AFTER her husband’s harrowing death, radio host Robin Bailey forged ahead for the sake of her family — and found love again. But now the couple face a wrenching new battle.

Robin Bailey has found a new partner in Sean Pickwell. (Pic: Liam Kidston)
Robin Bailey has found a new partner in Sean Pickwell. (Pic: Liam Kidston)

OH GOD! Could you imagine me trying to do Tinder?” Robin Bailey lets loose with a throaty chuckle, shaking her head as she ponders the logistics of entering the online dating fray.

“What would I say? ‘I’m a single mother of three teenage boys and I get up at 3am?’

“Rock on, chick!”

The vibrant redhead — a staple on Brisbane breakfast radio for the better part of the past 20 years and a familiar face on the Nine Network’s Weekend Today — was not looking for love when it ran right into her, in the form of now-beau Sean Pickwell, at a 2015 concert headlined by retro Australian acts including Eurogliders and Wendy Matthews.

“I walked in backstage and literally bumped into her with a mouth full of food,” Pickwell recalls.
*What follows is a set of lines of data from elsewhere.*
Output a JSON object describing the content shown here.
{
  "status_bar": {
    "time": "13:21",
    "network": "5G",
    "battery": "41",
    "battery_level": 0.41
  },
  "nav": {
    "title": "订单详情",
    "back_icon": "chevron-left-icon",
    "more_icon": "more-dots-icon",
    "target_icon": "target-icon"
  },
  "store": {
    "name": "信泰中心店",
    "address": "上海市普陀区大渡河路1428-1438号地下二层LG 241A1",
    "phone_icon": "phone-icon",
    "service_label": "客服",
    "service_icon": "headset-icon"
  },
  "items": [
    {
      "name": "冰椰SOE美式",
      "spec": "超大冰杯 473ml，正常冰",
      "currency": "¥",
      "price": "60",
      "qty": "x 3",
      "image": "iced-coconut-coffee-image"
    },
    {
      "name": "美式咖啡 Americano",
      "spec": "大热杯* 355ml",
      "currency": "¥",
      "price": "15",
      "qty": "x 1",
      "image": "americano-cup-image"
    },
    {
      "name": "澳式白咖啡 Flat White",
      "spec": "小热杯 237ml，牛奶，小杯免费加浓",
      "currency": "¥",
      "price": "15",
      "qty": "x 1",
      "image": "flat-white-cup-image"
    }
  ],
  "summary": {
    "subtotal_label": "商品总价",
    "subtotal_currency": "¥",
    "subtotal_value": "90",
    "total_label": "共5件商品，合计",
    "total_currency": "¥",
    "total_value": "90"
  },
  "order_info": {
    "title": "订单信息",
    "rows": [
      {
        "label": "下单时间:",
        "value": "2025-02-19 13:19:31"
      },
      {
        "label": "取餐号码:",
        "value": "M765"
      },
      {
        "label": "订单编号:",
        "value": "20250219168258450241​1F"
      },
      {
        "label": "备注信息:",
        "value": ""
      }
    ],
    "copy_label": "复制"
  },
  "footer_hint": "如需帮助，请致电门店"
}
Recognition came instantly — the romantic connection did not, at least not on Bailey’s end.

Pickwell readily confesses, “There was something... certainly from my side, there was something. Little bells went off, a little spark of electricity.”

For Bailey, however, an evening spent talking about “life, the universe and everything” to a thumping soundtrack of ’80s hits was nothing more than a lovely, spontaneous catch-up with a former colleague.

The two had worked together at Melbourne’s Fox FM more than 25 years prior; he as the station’s program director, she as “a lowly assistant producer” on the Grubby and Dee Dee breakfast show. Almost two years to the day since they reconnected, the couple are going public with their slow-burn romance.

With sons Fin, Lewin and Piper. (Pic: Liam Kidston)
With sons Fin, Lewin and Piper. (Pic: Liam Kidston)

Bailey’s smile is infectious as she speaks of a friendship that would go on to become so much more. She speaks frankly to Stellar about a treasured relationship forged during one of the toughest periods of her life: the years following the suicide of her husband Tony Smart.

Sitting on the verandah of her home in Brisbane, Bailey adjusts the sunglasses that shield her eyes from the bright sun and mask the tears that well up as she recounts “the worst day” of her family’s lives.

It was a Monday, she recalls only all too well — September 1, 2014, to be exact — and her family worked to the same routine that dictated most weekdays.

Bailey had left home well before dawn so she could be on air until 9am; at the time, she was one-third of the top-rating 97.3FM breakfast team of Robin, Terry and Bob.

Smart, a former stay-at-home dad who had started working from home, made breakfast for the couple’s three sons — Fin, then 14, Lewin, 12 and Piper, nine — before driving them to school.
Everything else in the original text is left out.